Paul Turner (1965), in his introduction to More’s Utopia, raises the question of ‘just how perfect would [Utopia] be to live in?’ (p.13). He acknowledges that all material benefits (i.e. food, clothing, shelter, education etc.) are provided by the state for the welfare of all its citizens. But when we critically assess the conditions the Utopians live under, they are actually quite limiting and not perfect by any stretch of the imagination. Individual liberty is practically non-existent: everyone wears the same colourless garments, for instance, and a citizen can only be granted a licence to travel if he has good reason to do so. If any man over-steps his ‘bounds’, he is ‘sharply punished’ (p.68). The few laws that exist are incredibly limiting to human liberty, so despite whether the Utopians are well rehearsed in those laws is of little importance since the result is a lack of liberty. To many modern readers, the reduction of basic human rights (such as the right to travel and the right to free expression) is the epitome of imperfection and an indication of totalitarianism. Indeed, the
more modern readers try to envision Utopia as a real place, the more we begin to see the blueprint for an Orwellian dystopia, since the rules in place limit human behaviour in such a way that the Utopians willingly accept ‘Big Brother’ over disorder and dysfunction. But considering Utopia in Tudor England, what Thomas More was writing about was remarkably ahead of its time.

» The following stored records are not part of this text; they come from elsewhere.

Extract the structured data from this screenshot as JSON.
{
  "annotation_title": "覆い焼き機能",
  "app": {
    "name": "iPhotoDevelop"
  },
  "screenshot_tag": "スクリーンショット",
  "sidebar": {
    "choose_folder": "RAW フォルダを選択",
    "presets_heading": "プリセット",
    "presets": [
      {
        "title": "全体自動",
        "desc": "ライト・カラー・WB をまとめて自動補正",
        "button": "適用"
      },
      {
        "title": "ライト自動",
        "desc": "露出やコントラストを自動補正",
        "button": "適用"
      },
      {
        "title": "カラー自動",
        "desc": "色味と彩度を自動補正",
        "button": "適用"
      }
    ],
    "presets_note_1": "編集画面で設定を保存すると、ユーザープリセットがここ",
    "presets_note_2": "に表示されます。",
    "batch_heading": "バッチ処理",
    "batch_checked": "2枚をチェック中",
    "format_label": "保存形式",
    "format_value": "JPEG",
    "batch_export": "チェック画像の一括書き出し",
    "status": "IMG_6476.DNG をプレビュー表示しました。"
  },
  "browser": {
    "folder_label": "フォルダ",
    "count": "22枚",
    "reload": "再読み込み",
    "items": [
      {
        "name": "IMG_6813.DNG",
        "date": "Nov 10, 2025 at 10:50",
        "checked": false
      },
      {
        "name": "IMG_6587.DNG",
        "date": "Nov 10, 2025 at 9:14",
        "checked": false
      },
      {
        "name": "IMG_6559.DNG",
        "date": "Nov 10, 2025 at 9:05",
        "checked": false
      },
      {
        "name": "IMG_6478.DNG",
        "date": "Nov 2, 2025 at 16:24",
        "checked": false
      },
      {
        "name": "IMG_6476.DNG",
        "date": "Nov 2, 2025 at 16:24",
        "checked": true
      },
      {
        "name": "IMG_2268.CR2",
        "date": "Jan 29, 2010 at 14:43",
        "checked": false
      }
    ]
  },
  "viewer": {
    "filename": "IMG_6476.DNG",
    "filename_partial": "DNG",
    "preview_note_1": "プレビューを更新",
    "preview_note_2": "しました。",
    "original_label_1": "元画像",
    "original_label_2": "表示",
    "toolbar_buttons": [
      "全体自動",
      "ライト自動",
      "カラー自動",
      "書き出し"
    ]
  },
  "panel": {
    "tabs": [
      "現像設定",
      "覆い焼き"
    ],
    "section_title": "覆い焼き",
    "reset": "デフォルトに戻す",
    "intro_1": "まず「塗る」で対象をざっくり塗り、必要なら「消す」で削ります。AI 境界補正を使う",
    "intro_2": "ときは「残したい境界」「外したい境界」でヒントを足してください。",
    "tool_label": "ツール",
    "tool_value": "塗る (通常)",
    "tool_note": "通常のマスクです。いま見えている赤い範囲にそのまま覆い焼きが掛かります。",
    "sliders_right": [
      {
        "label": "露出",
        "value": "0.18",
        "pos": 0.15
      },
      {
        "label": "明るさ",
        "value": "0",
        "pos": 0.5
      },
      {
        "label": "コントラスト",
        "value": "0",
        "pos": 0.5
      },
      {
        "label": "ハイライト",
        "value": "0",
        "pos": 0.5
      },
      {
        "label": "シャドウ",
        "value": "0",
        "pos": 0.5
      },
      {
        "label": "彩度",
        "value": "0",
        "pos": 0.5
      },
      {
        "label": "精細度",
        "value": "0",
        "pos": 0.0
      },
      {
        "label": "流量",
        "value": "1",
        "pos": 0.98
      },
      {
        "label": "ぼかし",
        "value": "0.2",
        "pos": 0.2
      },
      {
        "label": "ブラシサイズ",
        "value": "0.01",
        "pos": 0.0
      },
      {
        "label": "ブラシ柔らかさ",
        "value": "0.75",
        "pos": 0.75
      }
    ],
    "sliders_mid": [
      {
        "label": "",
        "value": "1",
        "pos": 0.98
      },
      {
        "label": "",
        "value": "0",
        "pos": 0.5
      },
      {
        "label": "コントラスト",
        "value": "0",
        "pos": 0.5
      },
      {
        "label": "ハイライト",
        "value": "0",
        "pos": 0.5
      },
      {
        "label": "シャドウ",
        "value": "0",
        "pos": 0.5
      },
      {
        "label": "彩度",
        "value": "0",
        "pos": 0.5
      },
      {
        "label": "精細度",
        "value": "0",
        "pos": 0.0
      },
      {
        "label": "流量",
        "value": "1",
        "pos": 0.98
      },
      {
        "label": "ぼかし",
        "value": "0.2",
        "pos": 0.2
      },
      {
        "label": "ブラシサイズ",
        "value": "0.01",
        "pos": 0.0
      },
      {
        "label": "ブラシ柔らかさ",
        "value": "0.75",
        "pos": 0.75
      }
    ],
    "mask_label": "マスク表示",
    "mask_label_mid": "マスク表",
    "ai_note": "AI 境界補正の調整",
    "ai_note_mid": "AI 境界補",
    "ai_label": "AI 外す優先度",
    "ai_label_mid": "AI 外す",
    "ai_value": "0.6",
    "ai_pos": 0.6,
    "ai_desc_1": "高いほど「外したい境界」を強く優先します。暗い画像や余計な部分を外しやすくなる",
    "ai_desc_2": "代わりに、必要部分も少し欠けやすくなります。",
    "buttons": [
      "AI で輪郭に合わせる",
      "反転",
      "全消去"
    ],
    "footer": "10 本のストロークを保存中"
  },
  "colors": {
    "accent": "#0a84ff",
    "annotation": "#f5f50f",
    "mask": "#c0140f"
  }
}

The idea of abolishing private property, providing for all members of society, being tolerant of religious beliefs – these were all ideas which More saw as beneficial to society. Whether those ideals were to be realised in More’s lifetime was another issue altogether.
Writers who have contributed towards the Utopian genre have brought the world progressive ideas and their ultimate aim has been nothing less than the attainment of societal perfection. Writers try to picture an ideal future by criticising the imperfections of their own time and imagining solutions, and these attempts have not been in vain. Utopian thinkers throughout history have helped to shape future legislation. Robert Owen, for instance, was an early pioneer of Socialism and he believed that education was fundamental to the formation of character. His work, which was heavily focused on the education of workers, culminated in the emergence of schemes for the education of the poor (, 2014), without which no ideal society could ever emerge. The bitter pill to swallow, perhaps, is that society is permanently in an embryonic state, always in need of improvement but never quite pleasing the dreamers once those improvements have been brought about. There will always be the dissatisfied; those dissenters who are not happy with the way this rudimentary world works, but it is through the ongoing discourse of how to bring about idyllic social conditions that we can only hope to come close to perfection. Utopias include laws quite simply because we cannot see the world in any alternative way at the present moment. It is much more likely and reasonable to suspect that society, at best, will only look ideal when we consider how far it has come in terms of its improvements.